Ada satu peristiwa di sekolah yang membuat Reni tersentuh. Hari itu, Sabtu, 19 Januari 2019, Reni dan teman-teman guru di MI Muhammadiyah 2 Bandung mengadakan Seminar Parenting dengan tema 'Mempersiapkan Anak Menyonsong Masa Depan'. Acara ini menghadirkan orang tua dari para siswa. Klimaks dari seminar pengasuhan ini adalah penampilan dari Kelas 6 yang menyanyikan lagu tentang Ayah dan Ibu.
Belum setengah dari lagu mereka nyanyikan, suasana langsung berubah sendu. Satu per satu dari anak-anak Kelas 6 ini mulai meneteskan air mata. Begitu juga dengan orang tua dan para guru. Reni yang saat itu bertugas untuk mendokumentasikan acara pun tak pelak ikut haru.
“Sambil berusaha menahan air mata yang siap tumpah, saya pegang kamera sambil mengabadikan momen haru itu. Tapi rasa rindu pada rumah malah terbawa hanyut oleh setiap lirik lagu yang anak-anak nyanyikan, jadilah saya ikut nangis juga,” kenang Reni.
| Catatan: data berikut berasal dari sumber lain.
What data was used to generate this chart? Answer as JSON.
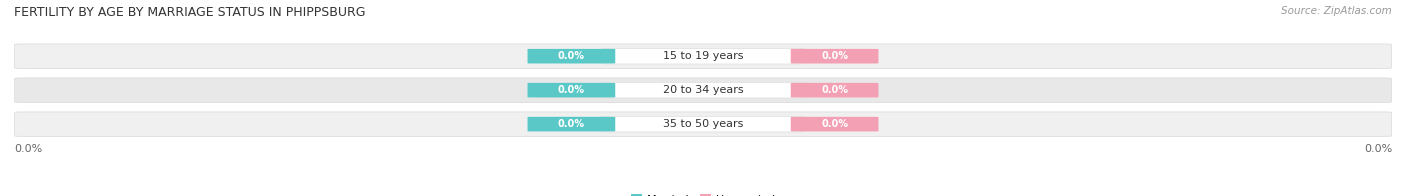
{
  "title": "FERTILITY BY AGE BY MARRIAGE STATUS IN PHIPPSBURG",
  "source": "Source: ZipAtlas.com",
  "categories": [
    "15 to 19 years",
    "20 to 34 years",
    "35 to 50 years"
  ],
  "married_values": [
    0.0,
    0.0,
    0.0
  ],
  "unmarried_values": [
    0.0,
    0.0,
    0.0
  ],
  "married_color": "#5bc8c8",
  "unmarried_color": "#f4a0b4",
  "title_fontsize": 9,
  "source_fontsize": 7.5,
  "label_fontsize": 8,
  "chip_fontsize": 7,
  "tick_fontsize": 8,
  "background_color": "#ffffff",
  "row_colors": [
    "#f0f0f0",
    "#e8e8e8",
    "#f0f0f0"
  ],
  "row_edge_color": "#d8d8d8"
}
Momen epik pun tercipta setelah lagu selesai dinyanyikan. Anak-anak langsung berlari ke orang tua mereka masing-masing kemudian berpelukan erat. Namun di tengah keharuan yang membahagiakan itu, ada satu hal yang menyedot fokus Reni.
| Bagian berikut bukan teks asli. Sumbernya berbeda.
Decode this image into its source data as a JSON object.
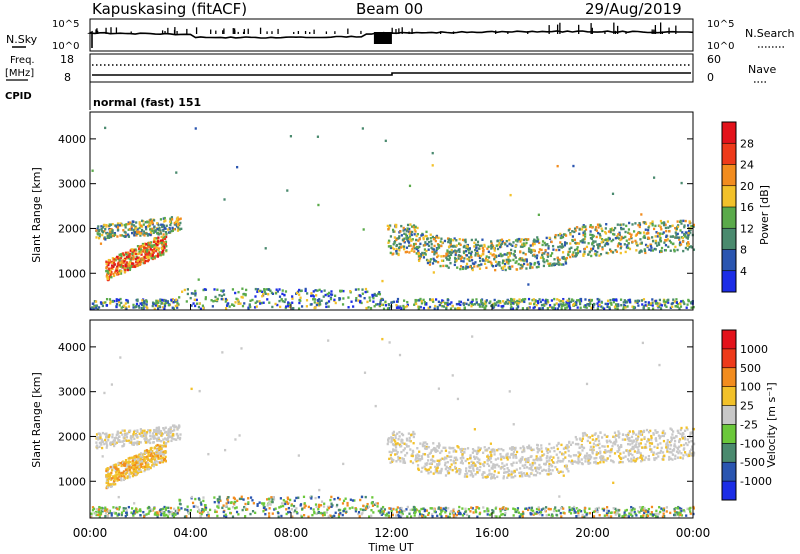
{
  "header": {
    "station": "Kapuskasing (fitACF)",
    "beam": "Beam 00",
    "date": "29/Aug/2019"
  },
  "status_panels": {
    "nsky_label": "N.Sky",
    "nsearch_label": "N.Search",
    "nsky_ticks": [
      "10^5",
      "10^0"
    ],
    "nsearch_ticks": [
      "10^5",
      "10^0"
    ],
    "freq_label": "Freq.",
    "freq_unit": "[MHz]",
    "freq_ticks": [
      "18",
      "8"
    ],
    "nave_label": "Nave",
    "nave_ticks": [
      "60",
      "0"
    ],
    "cpid_label": "CPID",
    "cpid_value": "normal (fast) 151"
  },
  "chart_data": [
    {
      "type": "heatmap",
      "panel": "power",
      "ylabel": "Slant Range [km]",
      "y_ticks": [
        1000,
        2000,
        3000,
        4000
      ],
      "ylim": [
        180,
        4600
      ],
      "x_ticks": [
        "00:00",
        "04:00",
        "08:00",
        "12:00",
        "16:00",
        "20:00",
        "00:00"
      ],
      "xlim_hours": [
        0,
        24
      ],
      "colorbar": {
        "label": "Power [dB]",
        "ticks": [
          "4",
          "8",
          "12",
          "16",
          "20",
          "24",
          "28"
        ],
        "colors": [
          "#1c2de6",
          "#2a55b0",
          "#4a8a6e",
          "#5aaa4a",
          "#f2c12a",
          "#f28c1e",
          "#ee3a1a",
          "#e3121b"
        ]
      },
      "scatter_regions": [
        {
          "name": "early-low",
          "t": [
            0.6,
            3.0
          ],
          "range": [
            800,
            1700
          ],
          "tilt": 0.35,
          "level": "high"
        },
        {
          "name": "early-upper",
          "t": [
            0.3,
            3.6
          ],
          "range": [
            1650,
            2400
          ],
          "level": "mid"
        },
        {
          "name": "near-range",
          "t": [
            0,
            24
          ],
          "range": [
            180,
            600
          ],
          "level": "low"
        },
        {
          "name": "night-band",
          "t": [
            11.8,
            24
          ],
          "range": [
            1300,
            2300
          ],
          "level": "mid"
        }
      ]
    },
    {
      "type": "heatmap",
      "panel": "velocity",
      "ylabel": "Slant Range [km]",
      "y_ticks": [
        1000,
        2000,
        3000,
        4000
      ],
      "ylim": [
        180,
        4600
      ],
      "x_ticks": [
        "00:00",
        "04:00",
        "08:00",
        "12:00",
        "16:00",
        "20:00",
        "00:00"
      ],
      "xlabel": "Time UT",
      "colorbar": {
        "label": "Velocity [m s⁻¹]",
        "ticks": [
          "1000",
          "500",
          "100",
          "25",
          "-25",
          "-100",
          "-500",
          "-1000"
        ],
        "colors": [
          "#1c2de6",
          "#2a55b0",
          "#4a8a6e",
          "#6bc83a",
          "#c8c8c8",
          "#f2c12a",
          "#f28c1e",
          "#ee3a1a",
          "#e3121b"
        ]
      }
    }
  ]
}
“Saya langsung melihat siswa-siswi yatim piatu, mereka hanya bisa duduk diam sambil meneteskan air mata di atas panggung karena tidak bisa menemukan sosok ibu atau ayahnya. Akhirnya kami, guru-guru dan wali kelas naik panggung dan langsung merangkul mereka untuk menunjukkan bahwa mereka juga punya orang tua yaitu kami ini, guru mereka,” kata Reni.
Dari momen itulah Reni merasa bahwa kerinduannya terhadap rumah ternyata belum seberapa dibandingkan anak-anak itu yang tidak lagi punya 'rumah' untuk pulang. Reni pun mengajak pada untuk selalu mendoakan orang tua, karena merekalah sejatinya rumah tempat kita pulang.